26 août 2024-26 août 2025, il y a un an, jour pour jour, que Ousmane Sow, père de l’ancien ministre de la Santé, Pr Samba Sow tirait sa révérence, laissant derrière lui ses enfants et les populations de Djicoroni-Para Djénékabougou dans une grande tristesse.
Une année après, le vide qu’il a laissé reste encore béant. Le 26 août 2024, la nouvelle de la disparition de cet homme qui aura consacré ses moyens pour le bonheur des autres a fait le tour du quartier plongeant les habitants dans la tristesse. L’octogénaire était un homme bon, philanthrope, pieux, affable, qui aura consacré toute sa vie à son quartier, à sa communauté en un mot, aux autres. Des valeurs qu’il a su transmettre à ses enfants de son vivant.

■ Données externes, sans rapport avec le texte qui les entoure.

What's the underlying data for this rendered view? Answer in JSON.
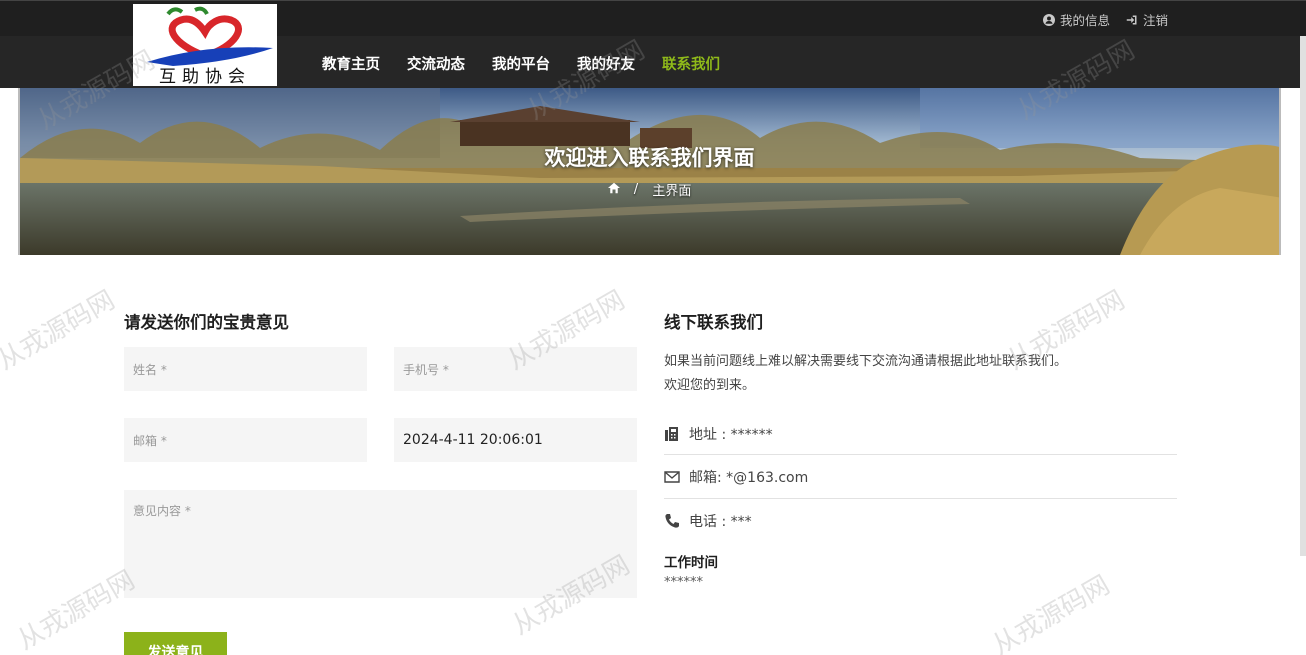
{
  "topbar": {
    "my_info": "我的信息",
    "logout": "注销"
  },
  "logo": {
    "text": "互助协会"
  },
  "nav": {
    "items": [
      "教育主页",
      "交流动态",
      "我的平台",
      "我的好友",
      "联系我们"
    ],
    "active": "联系我们",
    "active_color": "#8fb91a"
  },
  "banner": {
    "title": "欢迎进入联系我们界面",
    "breadcrumb": "主界面"
  },
  "form": {
    "title": "请发送你们的宝贵意见",
    "name_placeholder": "姓名 *",
    "phone_placeholder": "手机号 *",
    "email_placeholder": "邮箱 *",
    "datetime_value": "2024-4-11 20:06:01",
    "message_placeholder": "意见内容 *",
    "submit_label": "发送意见",
    "submit_color": "#8cb21a"
  },
  "contact": {
    "title": "线下联系我们",
    "desc_line1": "如果当前问题线上难以解决需要线下交流沟通请根据此地址联系我们。",
    "desc_line2": "欢迎您的到来。",
    "address": "地址 : ******",
    "email": "邮箱: *@163.com",
    "phone": "电话 : ***",
    "work_title": "工作时间",
    "work_value": "******"
  },
  "watermark": "从戎源码网"
}
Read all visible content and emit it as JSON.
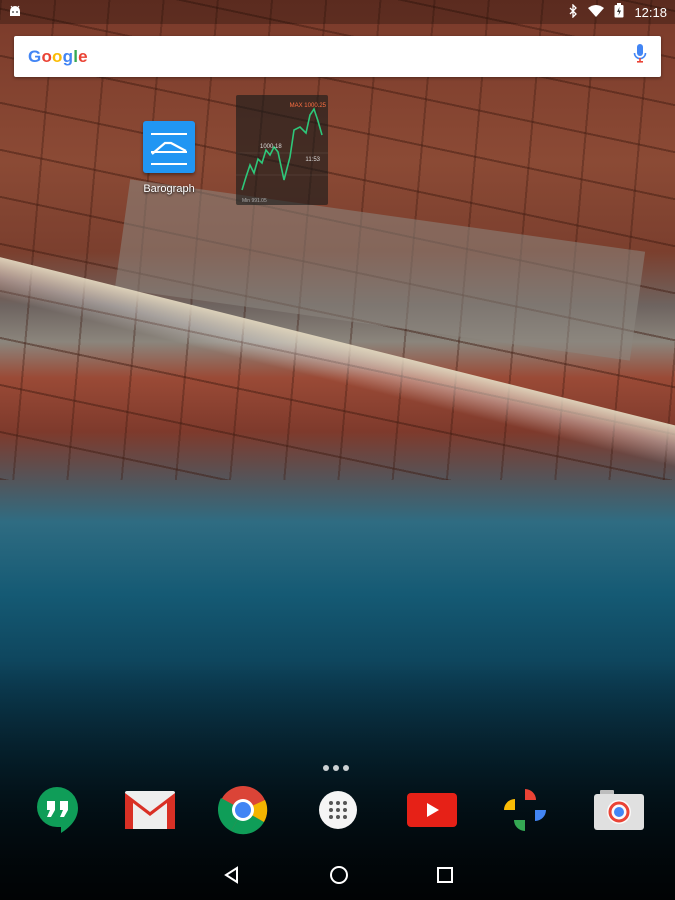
{
  "status_bar": {
    "time": "12:18",
    "icons": [
      "android-icon",
      "bluetooth-icon",
      "wifi-icon",
      "battery-icon"
    ]
  },
  "search": {
    "logo_text": "Google",
    "mic_icon": "mic-icon"
  },
  "home": {
    "apps": [
      {
        "label": "Barograph",
        "icon": "barograph-icon"
      }
    ],
    "widget": {
      "max_label": "MAX 1000.25",
      "current_value": "1000.18",
      "time_label": "11:53",
      "footer_label": "Min 991.05",
      "line_color": "#2ec77a"
    },
    "page_dots": 3
  },
  "dock": {
    "apps": [
      {
        "name": "Hangouts",
        "icon": "hangouts-icon"
      },
      {
        "name": "Gmail",
        "icon": "gmail-icon"
      },
      {
        "name": "Chrome",
        "icon": "chrome-icon"
      },
      {
        "name": "Apps",
        "icon": "app-drawer-icon"
      },
      {
        "name": "YouTube",
        "icon": "youtube-icon"
      },
      {
        "name": "Photos",
        "icon": "photos-icon"
      },
      {
        "name": "Camera",
        "icon": "camera-icon"
      }
    ]
  },
  "nav": {
    "buttons": [
      "back-icon",
      "home-icon",
      "recents-icon"
    ]
  },
  "colors": {
    "google_blue": "#4285f4",
    "google_red": "#ea4335",
    "google_yellow": "#fbbc05",
    "google_green": "#34a853",
    "barograph_blue": "#2196f3"
  }
}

Ousmane Sow était un mécène qui, durant toute sa vie, a partagé avec les autres tous ses biens. Les habitants de Djicoroni-Para Djénékabougou se rappellent encore de cet homme à la générosité inqualifiable lorsqu’il s’est engagé dans la construction de la mosquée du secteur où il vivait. Quand les populations ont décidé de bâtir cet édifice religieux, il s’est engagé avec comme contribution, de mettre à la disposition des ouvriers, une tonne de ciment toutes les semaines. Ce fut aussi le cas dans plusieurs travaux d’intérêt commun et dans la réalisation de bien d’autres infrastructures qui servent encore tous les habitants aujourd’hui. Ousmane Sow était également connu pour avoir toujours apporté son soutien dans le quartier lors des évènements heureux (baptêmes, mariages…) ou malheureux (décès, etc.). De son vivant, sa porte a toujours été ouverte pour tout le monde sans exception. Sans même être sollicité, il a toujours envoyé sa contribution pour toutes les actions d’intérêt public dans le quartier.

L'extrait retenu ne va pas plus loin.